Seguramente lo recuerdas por sus papeles en Salvando al soldado Pérez, Los Héroes del Norte o en El tigre de Santa Julia. Miguel Rodarte es un actor de Sinaloa que vuelve a la pantalla gracias a la cinta Tiempo compartido y en el programa de televisión Destilando México, centrado en conocer de dónde provienen los principales destilados del país.

¿Cuál es la importancia de hacer un programa sobre bebidas mexicanas?

No existe, hasta ahora, un programa como Destilando México. Se han hecho muchos programas de viaje, pero la manera en la que nosotros lo abordamos es a través de la gente que vive en estos destinos donde se producen los diferentes destilados. En el programa visitamos seis lugares, donde tuvimos la oportunidad de conocer desde los procesos de elaboración ancestrales, tradicionales; la gastronomía muy elevada, muy elaborada por top chefs y la gastronomía tradicional, popular mexicana. También la oferta cultural y de entretenimiento, que incluye vida nocturna, turismo y aventura. Fue un acercamiento con gente real, si algo logramos en cada encuentro es que fuera realmente auténtico. Nada en el programa, a pesar de que es como un docu-reality, es programado ni prefabricado, todo sucede de manera auténtica y real.

Buscamos invitar a revalorar lo que tenemos a nuestro alcance como mexicanos. El show te hace reflexionar sobre la grandeza de nuestro país, y su riqueza gastronómica y cultural.

¿Cuál fue la mayor complicación de hacer Destilando México?

Tuvimos el reto de hacer seis capítulos en muy poco tiempo. Teníamos los días muy compactados en cada uno de los destinos para hacer los recorridos completos. Prácticamente íbamos de un estado a otro y de repente veníamos a la CDMX a cambiar maleta.
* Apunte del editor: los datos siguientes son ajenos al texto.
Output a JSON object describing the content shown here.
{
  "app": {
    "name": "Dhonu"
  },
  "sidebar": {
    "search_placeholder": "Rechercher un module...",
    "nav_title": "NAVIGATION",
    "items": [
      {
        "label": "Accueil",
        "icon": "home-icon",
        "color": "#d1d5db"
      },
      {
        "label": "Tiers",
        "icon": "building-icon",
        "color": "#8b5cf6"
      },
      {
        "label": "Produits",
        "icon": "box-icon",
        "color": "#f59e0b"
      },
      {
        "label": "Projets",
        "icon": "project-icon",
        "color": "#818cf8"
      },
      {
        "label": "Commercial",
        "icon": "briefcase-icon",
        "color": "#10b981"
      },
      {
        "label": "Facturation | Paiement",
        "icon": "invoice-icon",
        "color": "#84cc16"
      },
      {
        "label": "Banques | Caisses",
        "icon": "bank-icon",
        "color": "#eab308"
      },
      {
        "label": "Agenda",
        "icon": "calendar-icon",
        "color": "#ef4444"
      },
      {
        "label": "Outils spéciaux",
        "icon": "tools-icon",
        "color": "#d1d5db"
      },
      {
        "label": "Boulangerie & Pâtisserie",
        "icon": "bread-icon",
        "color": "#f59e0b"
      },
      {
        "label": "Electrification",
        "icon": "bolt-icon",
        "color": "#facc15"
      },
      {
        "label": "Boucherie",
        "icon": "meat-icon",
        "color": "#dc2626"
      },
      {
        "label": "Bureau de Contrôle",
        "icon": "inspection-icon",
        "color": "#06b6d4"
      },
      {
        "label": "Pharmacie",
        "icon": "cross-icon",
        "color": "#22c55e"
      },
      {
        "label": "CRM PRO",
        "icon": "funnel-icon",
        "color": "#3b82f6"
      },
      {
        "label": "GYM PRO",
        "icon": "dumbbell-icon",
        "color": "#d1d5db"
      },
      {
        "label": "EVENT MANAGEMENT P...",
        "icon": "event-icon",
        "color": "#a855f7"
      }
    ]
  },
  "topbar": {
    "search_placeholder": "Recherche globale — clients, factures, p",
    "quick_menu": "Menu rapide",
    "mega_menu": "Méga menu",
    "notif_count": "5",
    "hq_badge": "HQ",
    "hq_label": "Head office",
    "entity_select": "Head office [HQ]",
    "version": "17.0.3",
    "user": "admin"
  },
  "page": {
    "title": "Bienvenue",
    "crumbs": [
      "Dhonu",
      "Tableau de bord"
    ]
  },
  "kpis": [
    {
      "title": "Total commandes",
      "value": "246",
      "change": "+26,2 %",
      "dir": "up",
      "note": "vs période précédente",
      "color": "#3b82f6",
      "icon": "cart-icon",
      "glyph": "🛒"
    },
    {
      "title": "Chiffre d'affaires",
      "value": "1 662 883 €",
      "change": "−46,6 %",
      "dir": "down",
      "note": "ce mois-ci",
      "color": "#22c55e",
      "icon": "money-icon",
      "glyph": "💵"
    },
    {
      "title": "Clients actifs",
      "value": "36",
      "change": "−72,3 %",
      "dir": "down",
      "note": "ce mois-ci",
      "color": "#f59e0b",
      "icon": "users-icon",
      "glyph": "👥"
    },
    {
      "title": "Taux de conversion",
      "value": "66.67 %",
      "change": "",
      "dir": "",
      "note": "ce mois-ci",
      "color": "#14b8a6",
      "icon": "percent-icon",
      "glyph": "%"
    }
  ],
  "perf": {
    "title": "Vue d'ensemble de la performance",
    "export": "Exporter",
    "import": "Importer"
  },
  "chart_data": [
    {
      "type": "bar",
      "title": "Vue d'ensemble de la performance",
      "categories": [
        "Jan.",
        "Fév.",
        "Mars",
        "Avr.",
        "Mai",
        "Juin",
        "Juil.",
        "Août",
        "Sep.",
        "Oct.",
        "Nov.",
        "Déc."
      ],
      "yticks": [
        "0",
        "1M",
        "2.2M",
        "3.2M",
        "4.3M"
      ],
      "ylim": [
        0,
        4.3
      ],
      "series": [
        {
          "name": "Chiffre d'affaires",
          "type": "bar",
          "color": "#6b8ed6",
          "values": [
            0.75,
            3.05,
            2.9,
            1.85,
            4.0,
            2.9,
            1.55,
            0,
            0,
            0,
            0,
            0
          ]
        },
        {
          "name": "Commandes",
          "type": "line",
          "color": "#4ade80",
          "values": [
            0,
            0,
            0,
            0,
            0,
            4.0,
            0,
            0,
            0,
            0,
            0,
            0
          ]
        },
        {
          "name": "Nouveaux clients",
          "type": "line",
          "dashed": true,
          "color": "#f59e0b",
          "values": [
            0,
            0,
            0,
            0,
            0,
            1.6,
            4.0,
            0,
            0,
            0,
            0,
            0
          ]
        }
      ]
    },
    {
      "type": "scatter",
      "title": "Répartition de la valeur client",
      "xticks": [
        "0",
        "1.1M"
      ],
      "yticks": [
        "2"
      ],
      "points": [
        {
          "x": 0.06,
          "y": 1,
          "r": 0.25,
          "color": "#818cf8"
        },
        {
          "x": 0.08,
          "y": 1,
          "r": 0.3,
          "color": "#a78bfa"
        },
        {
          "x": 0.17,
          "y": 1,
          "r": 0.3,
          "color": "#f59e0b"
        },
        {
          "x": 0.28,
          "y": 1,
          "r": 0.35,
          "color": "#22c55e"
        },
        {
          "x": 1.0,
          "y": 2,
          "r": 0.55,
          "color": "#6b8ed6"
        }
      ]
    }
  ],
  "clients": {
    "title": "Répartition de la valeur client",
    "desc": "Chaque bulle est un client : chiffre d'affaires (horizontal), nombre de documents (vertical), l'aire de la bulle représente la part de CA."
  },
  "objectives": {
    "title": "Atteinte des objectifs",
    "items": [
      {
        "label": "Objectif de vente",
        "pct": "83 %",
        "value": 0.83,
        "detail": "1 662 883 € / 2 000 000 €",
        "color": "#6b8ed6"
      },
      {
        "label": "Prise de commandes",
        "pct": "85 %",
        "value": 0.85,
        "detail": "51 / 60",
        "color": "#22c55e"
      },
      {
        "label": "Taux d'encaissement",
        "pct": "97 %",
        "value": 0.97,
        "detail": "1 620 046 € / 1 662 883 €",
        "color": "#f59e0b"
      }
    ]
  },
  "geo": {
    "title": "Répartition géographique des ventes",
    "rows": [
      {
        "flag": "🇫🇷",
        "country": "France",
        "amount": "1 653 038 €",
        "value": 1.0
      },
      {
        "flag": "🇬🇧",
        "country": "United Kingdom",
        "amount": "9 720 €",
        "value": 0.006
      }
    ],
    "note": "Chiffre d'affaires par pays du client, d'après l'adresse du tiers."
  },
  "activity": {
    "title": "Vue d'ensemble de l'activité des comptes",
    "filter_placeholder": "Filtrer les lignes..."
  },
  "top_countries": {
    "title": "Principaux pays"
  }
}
El desafío estaba en cómo tener un programa que abarcara tanto y que no se quedara en lo superficial, establecer confianza y ambiente de apertura con cada uno de los invitados fue un gran reto.

¿Qué te dejó hacer este recorrido a través de nuestro país?

Fue un proceso muy enriquecedor y creo que el público se va a ir nutriendo conforme vea la experiencia que tuve con los invitados. Conocer cada una de las diferentes culturas y los procesos, y darte cuenta de la riqueza y la gran diversidad que tenemos, ese es y será el gran aprendizaje para todos. Saber que México está hecho de muchos componentes que le dan una gran riqueza, tenemos algo que nos une como personas y mexicanos: los destilados, la gastronomía y la calidez de la gente.

¿Te inspiraste en los programas del chef estadounidense Anthony Bourdain para hacer Destilando México?

Definitivamente Anthony Bourdain fue una referencia absoluta para este programa. El momento en el que estás haciendo un programa sobre gastronomía y las bebidas que nos pertenecen, que la cámara me siga y la interacción con la gente tienen un referente inmediato con él. Este es un tipo de programa que si Bourdain lo ve, le va a encantar.